Abstract

As one class of the most important intermetallic compounds, the binary Laves-phase is well-known for its abundant magnetic properties. Samarium-iron alloy system SmFe2 is a prototypical Laves compound that shows strong negative magnetostriction but relatively weak magnetocrystalline anisotropy. SmFe2 has been identified as a cubic Fd3̅m structure at room temperature; however, the cubic symmetry, in principle, does not match the spontaneous magnetization along the [111]cubic direction. Here we studied the crystal structure of SmFe2 by high-resolution synchrotron X-ray powder diffraction, X-ray total scattering, and selected-area electron diffraction methods.
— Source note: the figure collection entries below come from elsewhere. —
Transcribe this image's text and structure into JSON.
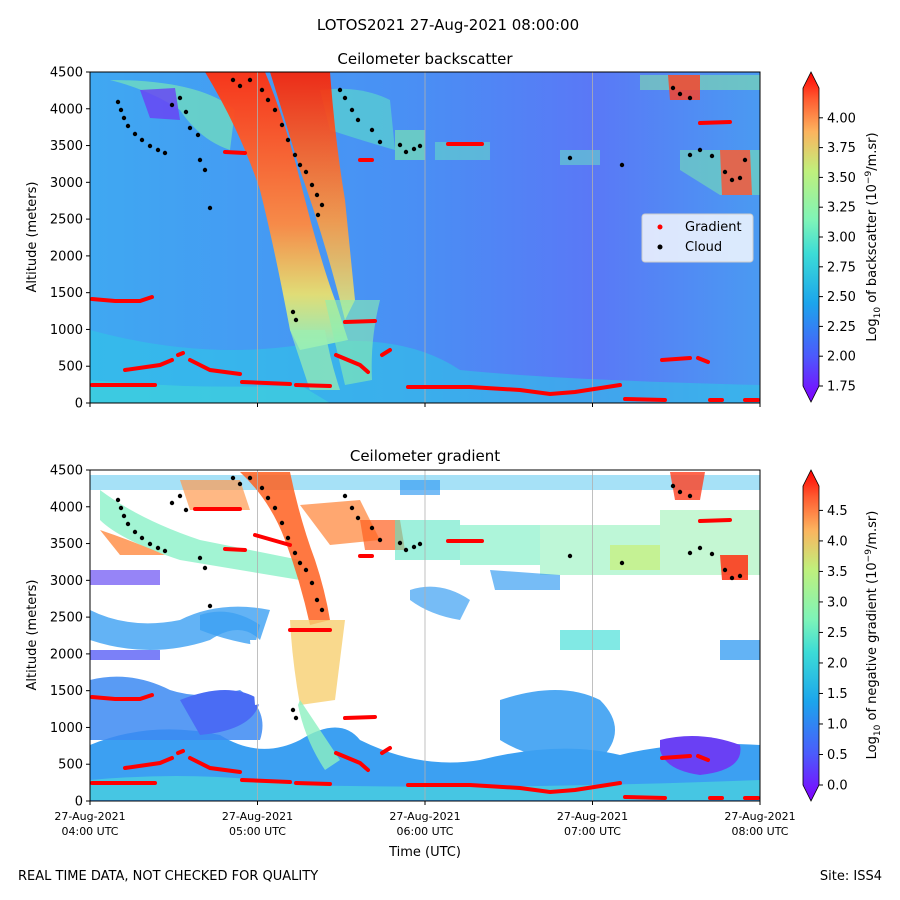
{
  "suptitle": "LOTOS2021 27-Aug-2021 08:00:00",
  "footer": {
    "left": "REAL TIME DATA, NOT CHECKED FOR QUALITY",
    "right": "Site: ISS4"
  },
  "chart_data": [
    {
      "type": "heatmap",
      "title": "Ceilometer backscatter",
      "ylabel": "Altitude (meters)",
      "xlabel": "",
      "ylim": [
        0,
        4500
      ],
      "yticks": [
        "0",
        "500",
        "1000",
        "1500",
        "2000",
        "2500",
        "3000",
        "3500",
        "4000",
        "4500"
      ],
      "xticks": [],
      "colorbar": {
        "label_prefix": "Log",
        "label_sub": "10",
        "label_mid": " of backscatter (10",
        "label_sup": "−9",
        "label_suffix": "/m.sr)",
        "range": [
          1.75,
          4.25
        ],
        "ticks": [
          "1.75",
          "2.00",
          "2.25",
          "2.50",
          "2.75",
          "3.00",
          "3.25",
          "3.50",
          "3.75",
          "4.00"
        ]
      },
      "legend": {
        "position": "center-right",
        "entries": [
          {
            "name": "Gradient",
            "color": "#ff0000"
          },
          {
            "name": "Cloud",
            "color": "#000000"
          }
        ]
      },
      "grid": "vertical"
    },
    {
      "type": "heatmap",
      "title": "Ceilometer gradient",
      "ylabel": "Altitude (meters)",
      "xlabel": "Time (UTC)",
      "ylim": [
        0,
        4500
      ],
      "yticks": [
        "0",
        "500",
        "1000",
        "1500",
        "2000",
        "2500",
        "3000",
        "3500",
        "4000",
        "4500"
      ],
      "xticks": [
        {
          "line1": "27-Aug-2021",
          "line2": "04:00 UTC"
        },
        {
          "line1": "27-Aug-2021",
          "line2": "05:00 UTC"
        },
        {
          "line1": "27-Aug-2021",
          "line2": "06:00 UTC"
        },
        {
          "line1": "27-Aug-2021",
          "line2": "07:00 UTC"
        },
        {
          "line1": "27-Aug-2021",
          "line2": "08:00 UTC"
        }
      ],
      "colorbar": {
        "label_prefix": "Log",
        "label_sub": "10",
        "label_mid": " of negative gradient (10",
        "label_sup": "−9",
        "label_suffix": "/m.sr)",
        "range": [
          0,
          4.9
        ],
        "ticks": [
          "0.0",
          "0.5",
          "1.0",
          "1.5",
          "2.0",
          "2.5",
          "3.0",
          "3.5",
          "4.0",
          "4.5"
        ]
      },
      "grid": "vertical"
    }
  ]
}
SmFe2 is found to adopt a centrosymmetric trigonal R3̅m structure at room temperature, which transforms to an orthorhombic Imma structure at 200 K. This transition is in agreement with the changes of easy magnetization direction from [111]cubic to [110]cubic direction and is further evidenced by the inflection of thermal expansion behavior, the sharp decline of the magnetic susceptibility in the field-cooling-zero field-cooling curve, and the anomaly in the specific heat capacity measurement. The revised structure and phase transformation of SmFe2 could be useful to understand the magnetostriction and related physical properties of other RM2-type pseudocubic Laves-phase intermetallic compounds.